This traditional Hungarian goulash is a beef stew cooked with lots of onions, Hungarian paprika, tomatoes and sweet peppers. Very popular in Hungary but also in other parts of Eastern Europe, this stew can be served with bread, pasta, like spaetzle, boiled or roasted potatoes and pickles.
It is a hearty dish that works best for chilly days. It feeds a crowd, it is nutritious and very easy to make.
Also a comforting meal, makes the perfect dinner for your family. And no, contrary to popular belief here in the U.S., goulash is NOT made with ground beef or (heaven forbid) macaroni noodles!
That is called American goulash and has nothing to do with the Hungarian one!
A little bit about the Hungarian Cuisine:
Hungarian cuisine it is full of hearty stews, savory goulashes and rich soups that are meals in themselves. Those used to cook in the American tradition will observe that Hungarian cuisine features more pork dishes than beef of veal.
Lard, too, is preferred over other animal or vegetable fats. This is natural in a country where grazing land is limited and raising hogs is popular.
Meats are most frequently braised, rather than broiled or roasted. Soups are almost always thickened with flour or a roux.

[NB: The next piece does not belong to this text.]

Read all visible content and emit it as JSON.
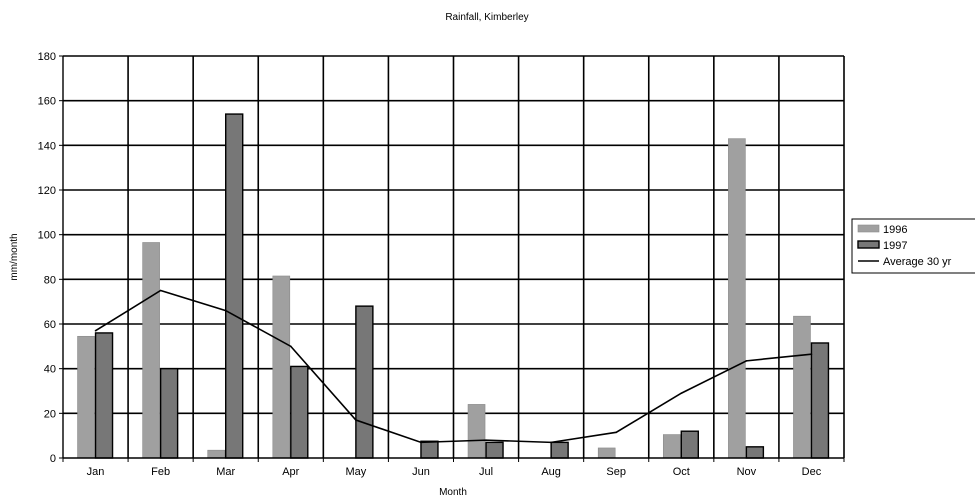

What truly defines Hungarian Cuisine is the skillful use of seasoning. Any Hungarian kitchen will contain a wide variety of spices.
Cinnamon, dill, poppy seeds, caraway seeds are frequently used. But the Hungarian national spice is, of course, paprika.
Paprika is what makes Hungarian cooking totally unlike any other cuisine. Paprika adds flavor and color to a wide variety of Hungarian dishes.
If not, try to experiment different types in this goulash, based on your general taste. If you would like the dish to be spicy, use a hotter paprika, if you want it mild, then use a milder one.
Hungarian cuisine provides great flexibility to the meals. People ate what was available in season, the time of day and what food happened to be on hand.
Furthermore, what was served for dinner one day could be served(the leftovers)as lunch the next.
Another traditional way of serving stews and soups was the use of sour cream. A lack of refrigeration provided an overabundance of sour cream, therefore the sour cream was worked into any recipe possible, until finally one missed the taste if it were left out.
This Hungarian goulash should be served with sour cream for more authenticity, but of course, it is optional if you need to skip the dairy.
How to make the traditional Hungarian goulash:
Chop the meat into 1-inch pieces. I used beef but pork is perfectly acceptable.
As I said before, the Hungarian cuisine uses more pork than beef anyway. In a big pot(you can use a Dutch oven), add vegetable oil or lard(the traditional way) and brown the meat.
Chop the onions and add them to the meat together with the garlic and the peppers.
Add the paprika, the ground caraway, bay leaves and salt.
Add the chopped tomatoes and the chicken stock or just water.
Cover the pot and let the stew simmer over low heat for 2 hours or until tender. Taste for seasoning.
That’s it! Serve it with a dollop of sour cream on top, for more authenticity and invite your friends to a bowl of this amazing Hungarian goulash!
Suggestions for more recipes from Transylvania:
- 3 pounds beef stew meat(or pork) cut into 1-inch cubes
- 4-5 medium onions diced
- 4-5 cloves of garlic minced
- 2 tablespoons lard or 6 tablespoons vegetable oil (sunflower)
- 1 sweet yellow pepper (or bell pepper, wax or banana pepper) cut into small pieces
- 1/4 cup sweet Hungarian paprika powder(or more according to your taste)
- 2 bay leaves
- 3 big fresh tomato chopped
- 1 teaspoon ground caraway seeds
- 1 cup chicken stock or water
- Salt to taste
- Optional: sour cream for serving
In a large pot, brown the meat in vegetable oil or pork lard over low heat, stirring frequently.
Add the onions, garlic, and pepper and saute until translucent.
Add the Hungarian paprika, ground caraway, bay leaves and salt. Mix well.
Add the chopped tomatoes and the chicken stock or water.
Cover and cook over low heat for 2 hours or until tender.
Re-taste for seasoning.
Serve with potatoes, pasta or bread dipped in the sauce.
Optional: Serve it with a dollop of sour cream on top.